Scion, Arbre Déjà Formé ou Semis Direct : Lequel Choisir ?
Certaines variétés fruitières peuvent être semées directement tout en restant proches du type variétal d'origine : c'est le cas, par exemple, des pêches de vigne, de quelques pruniers ou encore de certains noyers. Le semis direct offre d'excellentes conditions de départ en évitant le traumatisme de la transplantation. Ne vous privez donc pas de semer le noyau d'une pêche offerte par un voisin et qui vous aura régalé : au pire, vous aurez participé à la diversité, au mieux vous obtiendrez un arbre bien adapté à votre sol et à votre climat.
Scion ou arbre fruitier déjà formé : quelles différences ?
Le scion, c'est l'arbre d'un an après greffe : une tige encore simple, peu ramifiée, avec un système racinaire qui a été moins malmené. Il est en général plus bon marché et sa reprise est plus facile, car l'arbre a moins de bois à nourrir et peut concentrer son énergie sur l'enracinement. Choisir un scion, c'est accepter d'attendre un peu : il faudra en moyenne deux à trois années de plus avant les premières récoltes par rapport à un arbre déjà formé. En contrepartie, vous pouvez le conduire comme vous le souhaitez (gobelet, axe, forme libre…) et, sur la durée, un fruitier issu d'un scion se montre souvent plus résistant et productif plus longtemps, parce qu'il s'est construit progressivement chez vous.
Les arbres fruitiers déjà formés, vendus « prêts à produire », ont en général plusieurs années de greffe derrière eux.
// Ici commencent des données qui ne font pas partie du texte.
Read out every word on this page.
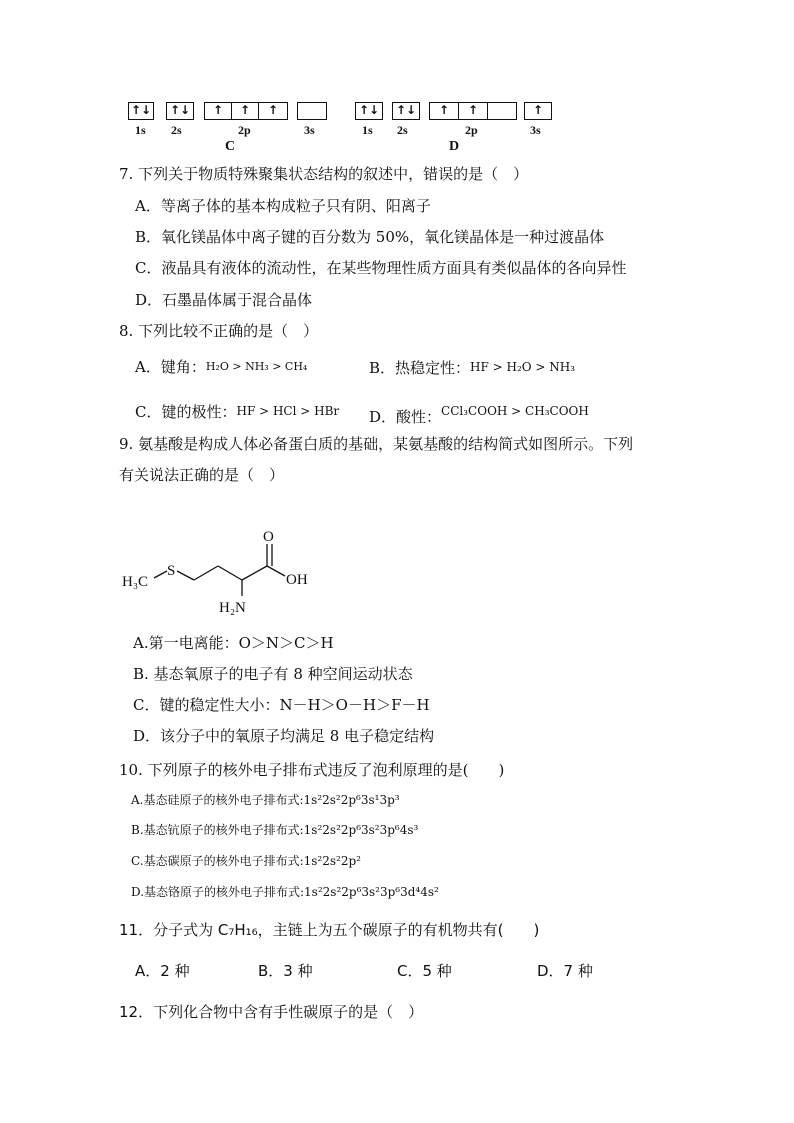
↑↓	↑↓	↑	↑	↑
1s 2s	2p	3s
C
↑↓	↑↓	↑	↑	↑
1s 2s	2p	3s
D
7. 下列关于物质特殊聚集状态结构的叙述中，错误的是（　）
A．等离子体的基本构成粒子只有阴、阳离子
B．氧化镁晶体中离子键的百分数为 50%，氧化镁晶体是一种过渡晶体
C．液晶具有液体的流动性，在某些物理性质方面具有类似晶体的各向异性
D．石墨晶体属于混合晶体
8. 下列比较不正确的是（　）
A．键角：H₂O > NH₃ > CH₄	B．热稳定性：HF > H₂O > NH₃
C．键的极性：HF > HCl > HBr D．酸性：$^{CCl_3COOH > CH_3COOH}$
9. 氨基酸是构成人体必备蛋白质的基础，某氨基酸的结构简式如图所示。下列
有关说法正确的是（　）
H₃C
S
O
OH
H₂N
A.第一电离能：O＞N＞C＞H
B. 基态氧原子的电子有 8 种空间运动状态
C．键的稳定性大小：N－H＞O－H＞F－H
D．该分子中的氧原子均满足 8 电子稳定结构
10. 下列原子的核外电子排布式违反了泡利原理的是(　　)
A.基态硅原子的核外电子排布式:1s²2s²2p⁶3s¹3p³
B.基态钪原子的核外电子排布式:1s²2s²2p⁶3s²3p⁶4s³
C.基态碳原子的核外电子排布式:1s²2s²2p²
D.基态铬原子的核外电子排布式:1s²2s²2p⁶3s²3p⁶3d⁴4s²
11．分子式为 C₇H₁₆，主链上为五个碳原子的有机物共有(　　)
A．2 种	B．3 种	C．5 种	D．7 种
12．下列化合物中含有手性碳原子的是（　）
Ils possèdent déjà une charpente installée et promettent des fruits rapidement, parfois dès l'année suivant la plantation. Sur le papier, c'est très tentant… Mais il y a quelques contreparties : ces arbres sont nettement plus chers, leur reprise est plus délicate (plus de branches, plus de volume à nourrir, racines plus sectionnées) et ils s'adaptent parfois moins bien sur le long terme. On a des fruits plus tôt, certes, mais je ne suis pas convaincu que l'on soit toujours gagnant sur la durée. En résumé, si vous avez un peu de patience et l'envie de façonner vous-même vos fruitiers, le scion reste souvent la solution la plus cohérente pour un jardinier amateur : vous y gagnez en vigueur, longévité et adaptation à votre jardin.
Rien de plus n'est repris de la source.